Monday, September 19, 2011

Trivialising car driving

Last week's post on road trains got me thinking about the increasingly dangerous attitude that people take towards cars and driving nowadays. It's almost like driving is an inconvenience that gets in the way of texting, eating, drinking and other socialising - a necessary evil between points A and B. The US driving education and test program (for example) is laughably easy and teaches the students nothing about the realities of driving. In some states the theory part of the test is open-book - they give you the answers - and still people fail. Yet here driving is treated as a right, not a privilege.

A large part of the problem is that so many drivers do not understand that they are driving a 2-ton weapon. Decades of apathy by governments, the authorities and the car manufacturers themselves have led us down the path of vehicles which are so obese with safety paraphernalia that it's no wonder we can't get decent gas mileage out of them any more. And why? Because it's easier to cocoon and protect a driver in the event of an accident than it is to properly educate them in the first place and maintain that education through rigorous traffic enforcement (by which I mean hefty fines and suspensions for things like texting).

This apathy leads to other knock-on effects that aren't immediately apparent, for example the absurdly low speed limits we suffer on a daily basis. The reason they're so low is because there's a widely-held (but mistaken) belief that speed causes accidents and that lowering the speed limits will reduce those accident rates. This has been proven time and time again to be false but parking a policeman behind a wall with a radar gun is such a cash-cow that no police force will ever give it up.

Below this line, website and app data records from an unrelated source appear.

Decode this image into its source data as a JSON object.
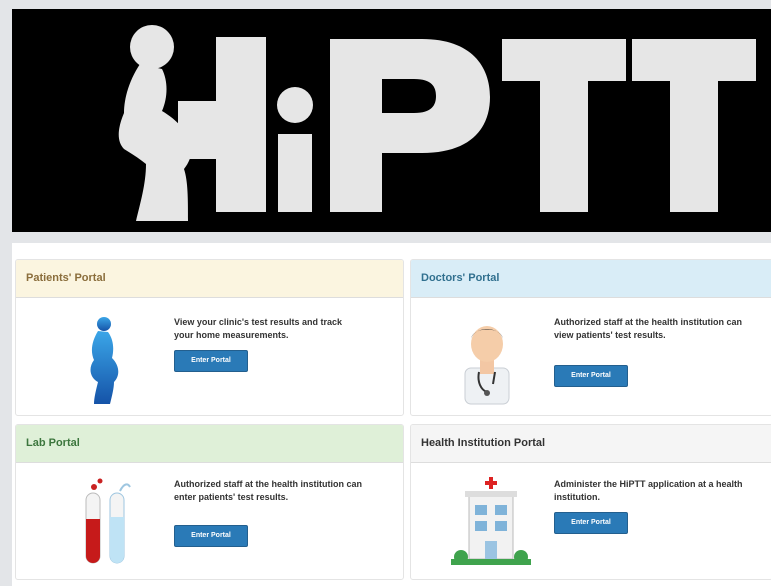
{
  "banner": {
    "logo_text": "HiPTT",
    "logo_icon": "pregnant-silhouette-icon"
  },
  "portals": [
    {
      "title": "Patients' Portal",
      "description": "View your clinic's test results and track your home measurements.",
      "button": "Enter Portal",
      "icon": "pregnant-woman-icon",
      "header_color": "#fbf5e0"
    },
    {
      "title": "Doctors' Portal",
      "description": "Authorized staff at the health institution can view patients' test results.",
      "button": "Enter Portal",
      "icon": "doctor-icon",
      "header_color": "#d9edf7"
    },
    {
      "title": "Lab Portal",
      "description": "Authorized staff at the health institution can enter patients' test results.",
      "button": "Enter Portal",
      "icon": "test-tubes-icon",
      "header_color": "#dff0d8"
    },
    {
      "title": "Health Institution Portal",
      "description": "Administer the HiPTT application at a health institution.",
      "button": "Enter Portal",
      "icon": "hospital-icon",
      "header_color": "#f5f5f5"
    }
  ],
  "colors": {
    "button": "#2a7ab7",
    "banner_bg": "#000000"
  }
}
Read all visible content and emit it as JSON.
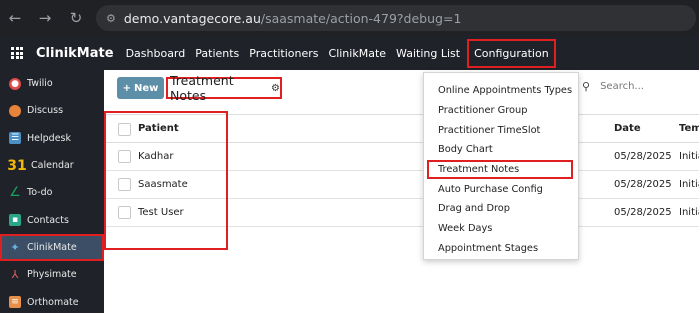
{
  "browser": {
    "url_host": "demo.vantagecore.au",
    "url_path": "/saasmate/action-479?debug=1"
  },
  "app": {
    "brand": "ClinikMate",
    "menu": [
      "Dashboard",
      "Patients",
      "Practitioners",
      "ClinikMate",
      "Waiting List",
      "Configuration"
    ]
  },
  "sidebar": {
    "items": [
      {
        "label": "Twilio",
        "icon": "twilio-icon",
        "color": "#e04a4a"
      },
      {
        "label": "Discuss",
        "icon": "discuss-icon",
        "color": "#e8833a"
      },
      {
        "label": "Helpdesk",
        "icon": "helpdesk-icon",
        "color": "#4a90c4"
      },
      {
        "label": "Calendar",
        "icon": "calendar-icon",
        "color": "#f2b807"
      },
      {
        "label": "To-do",
        "icon": "todo-icon",
        "color": "#1aa260"
      },
      {
        "label": "Contacts",
        "icon": "contacts-icon",
        "color": "#2aa58a"
      },
      {
        "label": "ClinikMate",
        "icon": "clinikmate-icon",
        "color": "#6ab0e0"
      },
      {
        "label": "Physimate",
        "icon": "physimate-icon",
        "color": "#e06060"
      },
      {
        "label": "Orthomate",
        "icon": "orthomate-icon",
        "color": "#e8904a"
      }
    ]
  },
  "controls": {
    "new_label": "New",
    "view_title": "Treatment Notes",
    "search_placeholder": "Search..."
  },
  "table": {
    "columns": [
      "Patient",
      "Date",
      "Tem"
    ],
    "rows": [
      {
        "patient": "Kadhar",
        "date": "05/28/2025",
        "template": "Initia"
      },
      {
        "patient": "Saasmate",
        "date": "05/28/2025",
        "template": "Initia"
      },
      {
        "patient": "Test User",
        "date": "05/28/2025",
        "template": "Initia"
      }
    ]
  },
  "config_dropdown": {
    "items": [
      "Online Appointments Types",
      "Practitioner Group",
      "Practitioner TimeSlot",
      "Body Chart",
      "Treatment Notes",
      "Auto Purchase Config",
      "Drag and Drop",
      "Week Days",
      "Appointment Stages"
    ],
    "selected": "Treatment Notes"
  }
}
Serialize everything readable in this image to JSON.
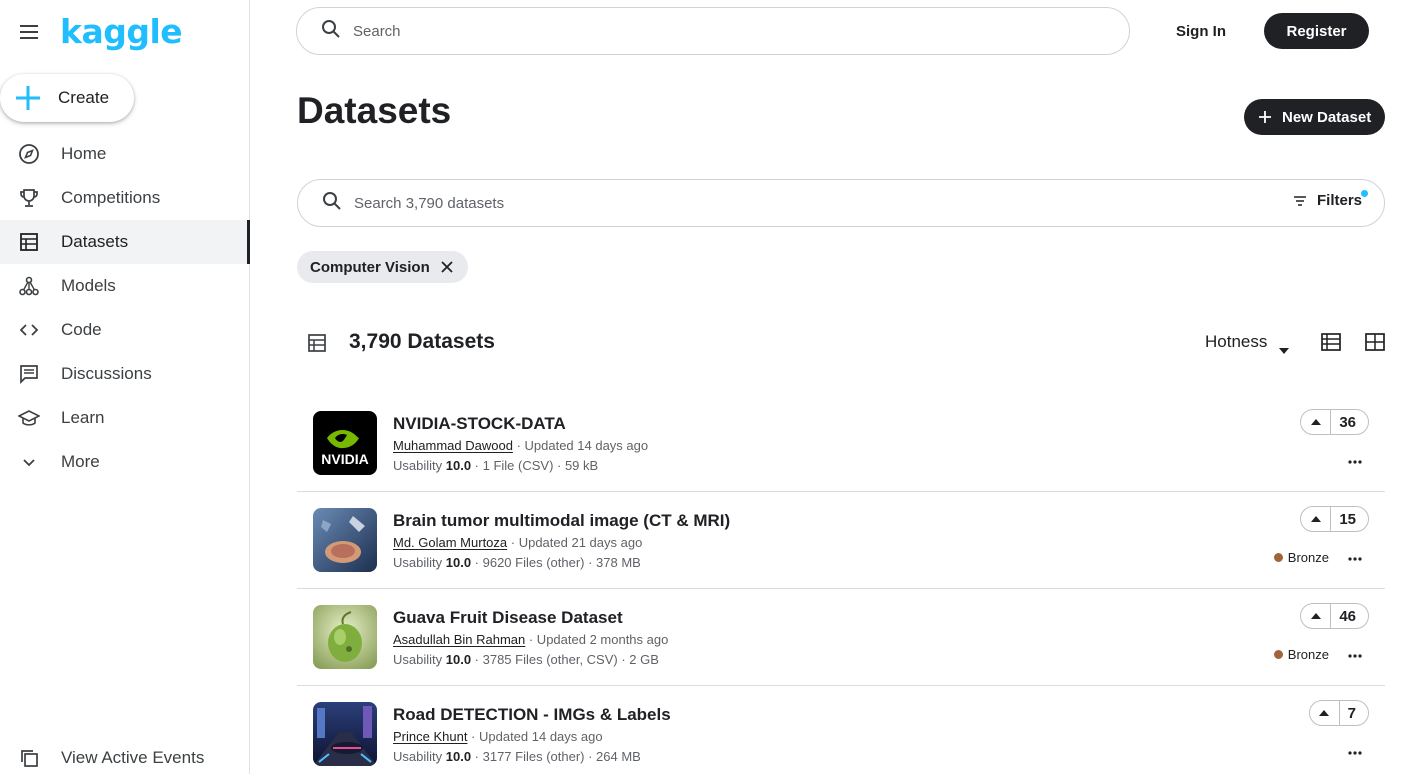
{
  "brand": {
    "logo": "kaggle",
    "accent": "#20beff"
  },
  "sidebar": {
    "create_label": "Create",
    "items": [
      {
        "label": "Home",
        "icon": "compass-icon"
      },
      {
        "label": "Competitions",
        "icon": "trophy-icon"
      },
      {
        "label": "Datasets",
        "icon": "table-icon",
        "active": true
      },
      {
        "label": "Models",
        "icon": "models-icon"
      },
      {
        "label": "Code",
        "icon": "code-icon"
      },
      {
        "label": "Discussions",
        "icon": "discussions-icon"
      },
      {
        "label": "Learn",
        "icon": "learn-icon"
      },
      {
        "label": "More",
        "icon": "chevron-down-icon"
      }
    ],
    "view_active_events": "View Active Events"
  },
  "header": {
    "search_placeholder": "Search",
    "sign_in": "Sign In",
    "register": "Register"
  },
  "page": {
    "title": "Datasets",
    "new_dataset": "New Dataset",
    "dataset_search_placeholder": "Search 3,790 datasets",
    "filters_label": "Filters",
    "active_chip": "Computer Vision",
    "count_label": "3,790 Datasets",
    "sort_label": "Hotness"
  },
  "datasets": [
    {
      "title": "NVIDIA-STOCK-DATA",
      "author": "Muhammad Dawood",
      "updated": " · Updated 14 days ago",
      "usability_label": "Usability ",
      "usability": "10.0",
      "details": " · 1 File (CSV) · 59 kB",
      "votes": "36",
      "medal": ""
    },
    {
      "title": "Brain tumor multimodal image (CT & MRI)",
      "author": "Md. Golam Murtoza",
      "updated": " · Updated 21 days ago",
      "usability_label": "Usability ",
      "usability": "10.0",
      "details": " · 9620 Files (other) · 378 MB",
      "votes": "15",
      "medal": "Bronze"
    },
    {
      "title": "Guava Fruit Disease Dataset",
      "author": "Asadullah Bin Rahman",
      "updated": " · Updated 2 months ago",
      "usability_label": "Usability ",
      "usability": "10.0",
      "details": " · 3785 Files (other, CSV) · 2 GB",
      "votes": "46",
      "medal": "Bronze"
    },
    {
      "title": "Road DETECTION - IMGs & Labels",
      "author": "Prince Khunt",
      "updated": " · Updated 14 days ago",
      "usability_label": "Usability ",
      "usability": "10.0",
      "details": " · 3177 Files (other) · 264 MB",
      "votes": "7",
      "medal": ""
    }
  ]
}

Compounding this problem is the constant addition by manufacturers of distractions into the vehicle. Ford's Sync is a prime example - a system so complicated that its very design needs you to take your eyes off the road constantly to perform even the simplest task. How did we allow this to be put into a car? And we thought BMW's iDrive was bad when it came out.

Sadly there is no solution to this any more. We're so far down the path of dumbing down driving that we're faced with a bleak future of self-driving cars and road trains to "protect us from ourselves". It is categorically the wrong thing to do - we should not be removing responsibility from the drivers and making driving easier, we should be doing the opposite. We should be reinforcing the simple concept that yes, driving a car is dangerous, and perhaps you should spend more time concentrating on the task at hand.